Exercise Proven To Improve Sleep

If you are having trouble sleeping, science has found a much safer solution than sleeping pills. Research suggests those who are physically active a have lower risk of developing insomnia and other sleeping difficulties. The University of Pittsburgh’s Christopher Kline said, “The results show exercise improves both self-reported and objective measures of sleep quality, such as what’s measured in a clinical sleep lab.”

The studies show that exercise is especially good for people with insomnia. Rush University clinical psychologist Kelly Glazer Baron said, “There has been more and more research in the last decade showing exercise can reduce insomnia.” According to the U.S. Centers for Disease Control and Prevention, roughly one of the third of all Americans suffer from insomnia, roughly 108 million people. Nearly 10 percent of the country’s population has chronic insomnia.

Exercise has also been shown to improve sleep apnea. Sleep apnea is a dangerous disorder in which sufferers temporarily stop breathing for up to a minute during the night. Around 18 million Americans struggle with sleep apnea and those with sleep apnea are typically overweight or obese. Kline said, “We did a study where the participants didn’t diet, and exercise alone led to a 25 percent reduction of sleep apnea symptoms over a 12-week period.”
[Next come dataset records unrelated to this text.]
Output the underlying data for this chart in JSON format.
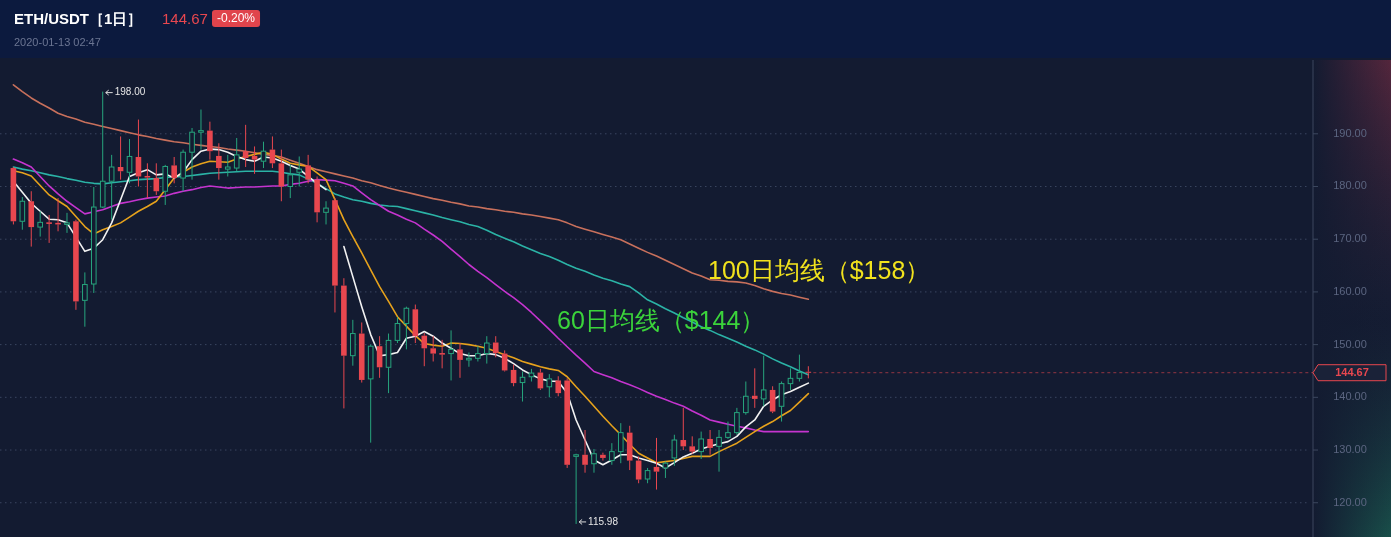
{
  "chart_data": {
    "type": "candlestick",
    "title": "ETH/USDT［1日］",
    "subtitle": "2020-01-13 02:47",
    "categories": [
      null,
      null,
      null,
      null,
      null,
      null,
      null,
      null,
      null,
      null,
      null,
      null,
      null,
      null,
      null,
      null,
      null,
      null,
      null,
      null,
      null,
      null,
      null,
      null,
      null,
      null,
      null,
      null,
      null,
      null,
      null,
      null,
      null,
      null,
      null,
      null,
      null,
      null,
      null,
      null,
      null,
      null,
      null,
      null,
      null,
      null,
      null,
      null,
      null,
      null,
      null,
      null,
      null,
      null,
      null,
      null,
      null,
      null,
      null,
      null,
      null,
      null,
      null,
      null,
      null,
      null,
      null,
      null,
      null,
      null,
      null,
      null,
      null,
      null,
      null,
      null,
      null,
      null,
      null,
      null,
      null,
      null,
      null,
      null,
      null,
      null,
      null,
      null,
      null,
      null,
      null,
      null,
      null,
      null,
      null,
      null,
      null,
      null,
      null,
      null,
      null,
      null,
      null,
      null,
      null,
      null,
      null,
      null,
      null,
      null,
      null,
      null,
      null,
      null,
      null,
      null,
      null,
      null,
      null,
      null,
      null,
      null,
      null,
      null,
      null,
      null,
      null,
      null,
      null,
      null,
      null,
      null,
      null,
      null,
      null,
      null,
      null,
      null,
      null,
      null,
      null,
      null,
      null,
      null,
      null,
      null,
      null
    ],
    "ohlc": [
      null,
      [
        183.5,
        183.7,
        172.8,
        173.4
      ],
      [
        173.4,
        178,
        171.8,
        177.2
      ],
      [
        177.2,
        179.1,
        168.6,
        172.3
      ],
      [
        172.3,
        175.3,
        170.5,
        173.2
      ],
      [
        173.2,
        174.6,
        169.3,
        172.9
      ],
      [
        173.1,
        177.8,
        171.5,
        172.8
      ],
      [
        172.8,
        175,
        171.2,
        173.1
      ],
      [
        173.4,
        173.7,
        156.6,
        158.2
      ],
      [
        158.4,
        163.7,
        153.4,
        161.4
      ],
      [
        161.5,
        179.9,
        159.8,
        176.1
      ],
      [
        176.1,
        198,
        175.9,
        181
      ],
      [
        181,
        186,
        173.7,
        183.7
      ],
      [
        183.7,
        189.5,
        181.3,
        182.9
      ],
      [
        182.7,
        189,
        180.6,
        185.7
      ],
      [
        185.6,
        192.7,
        180,
        181.9
      ],
      [
        182,
        184.4,
        177.8,
        181.7
      ],
      [
        181.6,
        184.4,
        178.4,
        179.1
      ],
      [
        179.1,
        184.1,
        176.5,
        183.8
      ],
      [
        184,
        185.6,
        180.6,
        181.6
      ],
      [
        181.6,
        187,
        179.1,
        186.5
      ],
      [
        186.5,
        191.1,
        181.3,
        190.3
      ],
      [
        190.3,
        194.6,
        187,
        190.6
      ],
      [
        190.6,
        192.3,
        185.1,
        186.7
      ],
      [
        185.8,
        188.2,
        181.3,
        183.5
      ],
      [
        183.3,
        186,
        181.9,
        183.7
      ],
      [
        183.5,
        189.2,
        182.9,
        186
      ],
      [
        186.7,
        191.7,
        183.7,
        185.4
      ],
      [
        185.8,
        187.6,
        182.4,
        185.1
      ],
      [
        184.8,
        188.5,
        183.5,
        186.7
      ],
      [
        187,
        189.5,
        183.5,
        184.4
      ],
      [
        184.4,
        187,
        177.2,
        180
      ],
      [
        180,
        184.1,
        177.8,
        182.2
      ],
      [
        182.7,
        185.7,
        180,
        183.3
      ],
      [
        184,
        186,
        180.6,
        181.3
      ],
      [
        181.3,
        181.9,
        173.2,
        175.1
      ],
      [
        175.1,
        177.2,
        172.8,
        175.9
      ],
      [
        177.4,
        177.8,
        156.1,
        161.2
      ],
      [
        161.2,
        162.6,
        137.9,
        147.9
      ],
      [
        147.9,
        154.7,
        146,
        152.1
      ],
      [
        152.1,
        154.2,
        142.8,
        143.3
      ],
      [
        143.5,
        150,
        131.4,
        149.7
      ],
      [
        149.7,
        151.6,
        143.7,
        145.7
      ],
      [
        145.7,
        152.1,
        140.8,
        150.8
      ],
      [
        150.8,
        155.2,
        150.3,
        154
      ],
      [
        154,
        157.2,
        149.1,
        156.9
      ],
      [
        156.7,
        157.6,
        150.3,
        151.6
      ],
      [
        151.7,
        152.2,
        145.9,
        149.3
      ],
      [
        149.3,
        151.6,
        146.8,
        148.3
      ],
      [
        148.4,
        150.9,
        145.5,
        148.1
      ],
      [
        148.3,
        152.7,
        143.2,
        149.1
      ],
      [
        149.1,
        150.3,
        143.7,
        147.1
      ],
      [
        147.1,
        148.5,
        145.8,
        147.4
      ],
      [
        147.4,
        149.7,
        146.8,
        148.3
      ],
      [
        148.3,
        151.6,
        146.4,
        150.3
      ],
      [
        150.4,
        151.6,
        147.6,
        148.4
      ],
      [
        148.3,
        148.9,
        144.9,
        145.1
      ],
      [
        145.2,
        146.2,
        142.1,
        142.7
      ],
      [
        142.8,
        144.9,
        139.2,
        143.8
      ],
      [
        143.9,
        145.4,
        143,
        144.6
      ],
      [
        144.7,
        145.4,
        141.4,
        141.7
      ],
      [
        142,
        144.4,
        140,
        143.5
      ],
      [
        143.2,
        144,
        140.2,
        140.8
      ],
      [
        143.2,
        143.6,
        126.6,
        127.2
      ],
      [
        128.8,
        129.3,
        115.98,
        129.1
      ],
      [
        129.1,
        133.8,
        125.7,
        127.2
      ],
      [
        127.4,
        130.2,
        125.7,
        129.3
      ],
      [
        129.1,
        129.5,
        128,
        128.5
      ],
      [
        128,
        131.3,
        127.2,
        129.7
      ],
      [
        129.7,
        135.1,
        127.5,
        133.3
      ],
      [
        133.3,
        134.6,
        126.2,
        128
      ],
      [
        128,
        128.8,
        123.7,
        124.4
      ],
      [
        124.5,
        126.6,
        123.7,
        126.1
      ],
      [
        126.8,
        132.3,
        122.5,
        125.9
      ],
      [
        126.6,
        127.8,
        124.7,
        127.5
      ],
      [
        128.5,
        132.9,
        127,
        131.9
      ],
      [
        131.9,
        138,
        130,
        130.7
      ],
      [
        130.7,
        132.6,
        129.3,
        129.7
      ],
      [
        129.7,
        133.5,
        128.3,
        132.1
      ],
      [
        132.1,
        133.8,
        129.1,
        130.4
      ],
      [
        130.7,
        133.8,
        125.9,
        132.4
      ],
      [
        132.4,
        135.4,
        132.1,
        133.3
      ],
      [
        133.3,
        138,
        132.9,
        137.1
      ],
      [
        137.1,
        143,
        136.7,
        140.2
      ],
      [
        140.3,
        145.5,
        138,
        139.7
      ],
      [
        139.7,
        147.9,
        138.3,
        141.4
      ],
      [
        141.4,
        142.1,
        137,
        137.3
      ],
      [
        138.3,
        143,
        135.4,
        142.6
      ],
      [
        142.6,
        145.5,
        141.4,
        143.6
      ],
      [
        143.6,
        148.1,
        143,
        144.7
      ],
      [
        144.85,
        145.9,
        143.6,
        144.67
      ],
      null,
      null,
      null,
      null,
      null,
      null,
      null,
      null,
      null,
      null,
      null,
      null,
      null,
      null,
      null,
      null,
      null,
      null,
      null,
      null,
      null,
      null,
      null,
      null,
      null,
      null,
      null,
      null,
      null,
      null,
      null,
      null,
      null,
      null,
      null,
      null,
      null,
      null,
      null,
      null,
      null,
      null,
      null,
      null,
      null,
      null,
      null,
      null,
      null,
      null,
      null,
      null,
      null,
      null,
      null,
      null
    ],
    "series": [
      {
        "type": "line",
        "color": "#c8705c",
        "values": [
          null,
          199.3,
          198.0,
          196.8,
          195.8,
          194.9,
          193.9,
          193.3,
          192.8,
          192.2,
          191.8,
          191.4,
          191.0,
          190.6,
          190.2,
          189.8,
          189.5,
          189.1,
          188.8,
          188.5,
          188.3,
          188.0,
          187.8,
          187.6,
          187.4,
          187.1,
          186.9,
          186.7,
          186.4,
          186.1,
          185.9,
          185.6,
          185.0,
          184.4,
          183.8,
          183.2,
          182.8,
          182.4,
          182.0,
          181.6,
          181.1,
          180.7,
          180.2,
          179.7,
          179.3,
          178.9,
          178.5,
          178.1,
          177.7,
          177.4,
          177.0,
          176.7,
          176.3,
          176.1,
          175.8,
          175.6,
          175.3,
          175.1,
          174.8,
          174.6,
          174.3,
          174.0,
          173.7,
          173.1,
          172.4,
          171.9,
          171.4,
          170.9,
          170.4,
          169.9,
          169.1,
          168.3,
          167.5,
          166.8,
          166.0,
          165.2,
          164.4,
          163.6,
          163.0,
          162.3,
          162.2,
          162.0,
          161.9,
          161.7,
          161.2,
          160.6,
          160.1,
          159.7,
          159.4,
          159.0,
          158.6,
          null,
          null,
          null,
          null,
          null,
          null,
          null,
          null,
          null,
          null,
          null,
          null,
          null,
          null,
          null,
          null,
          null,
          null,
          null,
          null,
          null,
          null,
          null,
          null,
          null,
          null,
          null,
          null,
          null,
          null,
          null,
          null,
          null,
          null,
          null,
          null,
          null,
          null,
          null,
          null,
          null,
          null,
          null,
          null,
          null,
          null,
          null,
          null,
          null,
          null,
          null,
          null,
          null,
          null,
          null,
          null
        ]
      },
      {
        "type": "line",
        "color": "#2bb3a6",
        "values": [
          null,
          183.7,
          183.3,
          183.0,
          182.6,
          182.2,
          181.9,
          181.5,
          181.2,
          180.8,
          180.6,
          180.5,
          180.7,
          180.9,
          181.1,
          181.3,
          181.4,
          181.5,
          181.7,
          181.8,
          181.9,
          182.1,
          182.3,
          182.5,
          182.6,
          182.7,
          182.8,
          182.9,
          182.9,
          182.9,
          182.9,
          182.7,
          182.4,
          182.2,
          181.4,
          180.6,
          179.6,
          178.6,
          178.0,
          177.5,
          177.2,
          176.8,
          176.5,
          176.3,
          176.2,
          175.8,
          175.4,
          175.0,
          174.6,
          174.1,
          173.7,
          173.3,
          172.8,
          172.4,
          171.7,
          170.9,
          170.2,
          169.5,
          168.7,
          168.0,
          167.3,
          166.7,
          166.0,
          165.2,
          164.5,
          163.9,
          163.2,
          162.6,
          162.1,
          161.5,
          161.0,
          159.8,
          158.5,
          157.7,
          156.8,
          156.0,
          155.1,
          154.3,
          153.4,
          152.7,
          151.9,
          151.2,
          150.5,
          149.7,
          149.0,
          148.2,
          147.3,
          146.5,
          145.8,
          145.0,
          144.3,
          null,
          null,
          null,
          null,
          null,
          null,
          null,
          null,
          null,
          null,
          null,
          null,
          null,
          null,
          null,
          null,
          null,
          null,
          null,
          null,
          null,
          null,
          null,
          null,
          null,
          null,
          null,
          null,
          null,
          null,
          null,
          null,
          null,
          null,
          null,
          null,
          null,
          null,
          null,
          null,
          null,
          null,
          null,
          null,
          null,
          null,
          null,
          null,
          null,
          null,
          null,
          null,
          null,
          null,
          null,
          null
        ]
      },
      {
        "type": "line",
        "color": "#c534cf",
        "values": [
          null,
          185.2,
          184.5,
          183.7,
          181.9,
          180.1,
          178.6,
          177.2,
          176.0,
          174.8,
          175.2,
          175.6,
          176.2,
          176.8,
          177.1,
          177.5,
          177.8,
          178.0,
          178.2,
          178.7,
          179.1,
          179.4,
          179.8,
          180.1,
          179.9,
          179.7,
          179.8,
          179.9,
          179.9,
          180.0,
          180.1,
          180.1,
          180.4,
          180.6,
          181.0,
          181.3,
          181.2,
          181.1,
          180.6,
          180.1,
          178.8,
          177.5,
          176.4,
          175.3,
          174.6,
          173.8,
          173.1,
          171.9,
          170.8,
          169.6,
          168.1,
          166.7,
          165.2,
          163.9,
          162.7,
          161.4,
          160.1,
          158.9,
          157.6,
          156.1,
          154.5,
          152.9,
          151.2,
          149.6,
          148.0,
          146.5,
          144.9,
          144.3,
          143.7,
          143.0,
          142.4,
          141.7,
          140.9,
          140.2,
          139.6,
          138.9,
          138.3,
          137.4,
          136.6,
          135.7,
          135.3,
          134.9,
          134.5,
          134.2,
          133.8,
          133.5,
          133.5,
          133.5,
          133.5,
          133.5,
          133.5,
          null,
          null,
          null,
          null,
          null,
          null,
          null,
          null,
          null,
          null,
          null,
          null,
          null,
          null,
          null,
          null,
          null,
          null,
          null,
          null,
          null,
          null,
          null,
          null,
          null,
          null,
          null,
          null,
          null,
          null,
          null,
          null,
          null,
          null,
          null,
          null,
          null,
          null,
          null,
          null,
          null,
          null,
          null,
          null,
          null,
          null,
          null,
          null,
          null,
          null,
          null,
          null,
          null,
          null,
          null,
          null
        ]
      },
      {
        "type": "line",
        "color": "#e6a21c",
        "values": [
          null,
          183.0,
          182.6,
          182.0,
          180.2,
          178.4,
          177.3,
          176.2,
          174.3,
          172.4,
          171.0,
          171.8,
          172.4,
          173.1,
          174.2,
          175.3,
          176.2,
          177.2,
          179.4,
          181.6,
          182.7,
          183.7,
          184.3,
          184.8,
          184.7,
          184.6,
          185.2,
          185.7,
          186.1,
          186.5,
          186.1,
          185.2,
          184.4,
          184.1,
          183.8,
          182.6,
          181.3,
          177.5,
          173.7,
          170.5,
          167.4,
          164.2,
          161.0,
          158.2,
          155.3,
          153.5,
          151.7,
          150.2,
          149.9,
          149.7,
          150.3,
          150.2,
          150.0,
          149.7,
          149.3,
          148.7,
          148.1,
          147.5,
          146.8,
          146.3,
          145.8,
          145.4,
          145.1,
          143.9,
          142.0,
          140.2,
          138.3,
          136.4,
          134.6,
          132.9,
          131.1,
          129.4,
          128.5,
          127.6,
          127.8,
          128.0,
          128.4,
          128.8,
          128.8,
          128.8,
          129.7,
          130.5,
          131.3,
          132.4,
          133.5,
          134.5,
          135.4,
          136.5,
          137.5,
          139.1,
          140.7,
          null,
          null,
          null,
          null,
          null,
          null,
          null,
          null,
          null,
          null,
          null,
          null,
          null,
          null,
          null,
          null,
          null,
          null,
          null,
          null,
          null,
          null,
          null,
          null,
          null,
          null,
          null,
          null,
          null,
          null,
          null,
          null,
          null,
          null,
          null,
          null,
          null,
          null,
          null,
          null,
          null,
          null,
          null,
          null,
          null,
          null,
          null,
          null,
          null,
          null,
          null,
          null,
          null,
          null,
          null,
          null
        ]
      },
      {
        "type": "line",
        "color": "#f2f2f2",
        "values": [
          null,
          181,
          178.9,
          176.8,
          175.3,
          173.8,
          173.7,
          173.1,
          170.4,
          167.7,
          168.3,
          169.9,
          173.1,
          177.5,
          181.9,
          182.6,
          183.2,
          182.2,
          182.4,
          181.6,
          182.7,
          185.1,
          186.7,
          187.1,
          187,
          186.5,
          185.7,
          185.1,
          184.8,
          185.6,
          185.4,
          184.8,
          184.0,
          183.3,
          181.9,
          180.6,
          179.4,
          null,
          168.6,
          162.9,
          157.2,
          151.9,
          147.9,
          148.1,
          148.5,
          151.2,
          151.6,
          152.5,
          151.6,
          150.3,
          149.3,
          148.3,
          147.9,
          147.9,
          148.3,
          148.1,
          147.4,
          146.4,
          145.2,
          144.3,
          143.5,
          143.1,
          143,
          140.8,
          135.7,
          131.9,
          128.1,
          127.2,
          128.1,
          129.1,
          129.1,
          128.5,
          128,
          127.5,
          126.6,
          127.6,
          128.7,
          129.4,
          130.2,
          130.7,
          131.2,
          131.6,
          132.6,
          134.4,
          135.7,
          138.3,
          139.5,
          140.5,
          141.1,
          141.9,
          142.7,
          null,
          null,
          null,
          null,
          null,
          null,
          null,
          null,
          null,
          null,
          null,
          null,
          null,
          null,
          null,
          null,
          null,
          null,
          null,
          null,
          null,
          null,
          null,
          null,
          null,
          null,
          null,
          null,
          null,
          null,
          null,
          null,
          null,
          null,
          null,
          null,
          null,
          null,
          null,
          null,
          null,
          null,
          null,
          null,
          null,
          null,
          null,
          null,
          null,
          null,
          null,
          null,
          null,
          null,
          null,
          null
        ]
      }
    ],
    "ylim": [
      113.5,
      204
    ],
    "yticks": [
      {
        "value": 120,
        "label": "120.00"
      },
      {
        "value": 130,
        "label": "130.00"
      },
      {
        "value": 140,
        "label": "140.00"
      },
      {
        "value": 150,
        "label": "150.00"
      },
      {
        "value": 160,
        "label": "160.00"
      },
      {
        "value": 170,
        "label": "170.00"
      },
      {
        "value": 180,
        "label": "180.00"
      },
      {
        "value": 190,
        "label": "190.00"
      }
    ],
    "grid": "y",
    "tick_labels": "y",
    "ref_lines": [
      {
        "axis": "y",
        "value": 144.67,
        "label": "144.67",
        "color": "#e8474f"
      }
    ],
    "annotations": [
      "144.67",
      "-0.20%",
      "198.00",
      "115.98",
      "100日均线（$158）",
      "60日均线（$144）"
    ]
  }
}
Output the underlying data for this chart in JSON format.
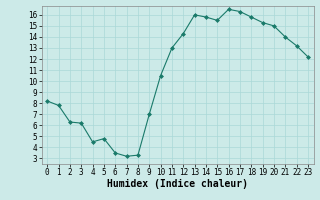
{
  "x": [
    0,
    1,
    2,
    3,
    4,
    5,
    6,
    7,
    8,
    9,
    10,
    11,
    12,
    13,
    14,
    15,
    16,
    17,
    18,
    19,
    20,
    21,
    22,
    23
  ],
  "y": [
    8.2,
    7.8,
    6.3,
    6.2,
    4.5,
    4.8,
    3.5,
    3.2,
    3.3,
    7.0,
    10.5,
    13.0,
    14.3,
    16.0,
    15.8,
    15.5,
    16.5,
    16.3,
    15.8,
    15.3,
    15.0,
    14.0,
    13.2,
    12.2
  ],
  "line_color": "#1a7a6a",
  "marker": "D",
  "marker_size": 2,
  "bg_color": "#cceae8",
  "grid_color": "#aad8d8",
  "xlabel": "Humidex (Indice chaleur)",
  "xlim": [
    -0.5,
    23.5
  ],
  "ylim": [
    2.5,
    16.8
  ],
  "yticks": [
    3,
    4,
    5,
    6,
    7,
    8,
    9,
    10,
    11,
    12,
    13,
    14,
    15,
    16
  ],
  "xticks": [
    0,
    1,
    2,
    3,
    4,
    5,
    6,
    7,
    8,
    9,
    10,
    11,
    12,
    13,
    14,
    15,
    16,
    17,
    18,
    19,
    20,
    21,
    22,
    23
  ],
  "xlabel_fontsize": 7,
  "tick_fontsize": 5.5
}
Insomnia, sleep apnea, and other sleep disorders can do more than just leave you groggy in the morning. Disturbed sleep is a key risk factor for conditions such as stroke, heart attack, high blood pressure, diabetes, and obesity. Insufficient sleep is also blamed for many motor accidents that cause injury and death. A new study recently found that sleep deprivation may cause the brain to cannibalize itself.

Many of those having difficulty sleeping rely on medications to make it easier to sleep. Exercise is not quite as effective as sleeping pills, but when gauged against the risk of unwelcome pharmaceutical side effects, exercising is much safer. Sleeping pills can interfere with the breathing of those with asthma or other lung problems, such as emphysema and chronic obstructive pulmonary disease (COPD). The pills also lose their effectiveness in just a few weeks.

The recommended amount of exercise is 2½ hours a week of moderate-intensity aerobic exercise and strength or resistance training that targets every muscle group two days a week. Even people who exercise less than the recommended amount can see moderate benefits. Exercising outside can also be helpful, because bright light can help promote sleep.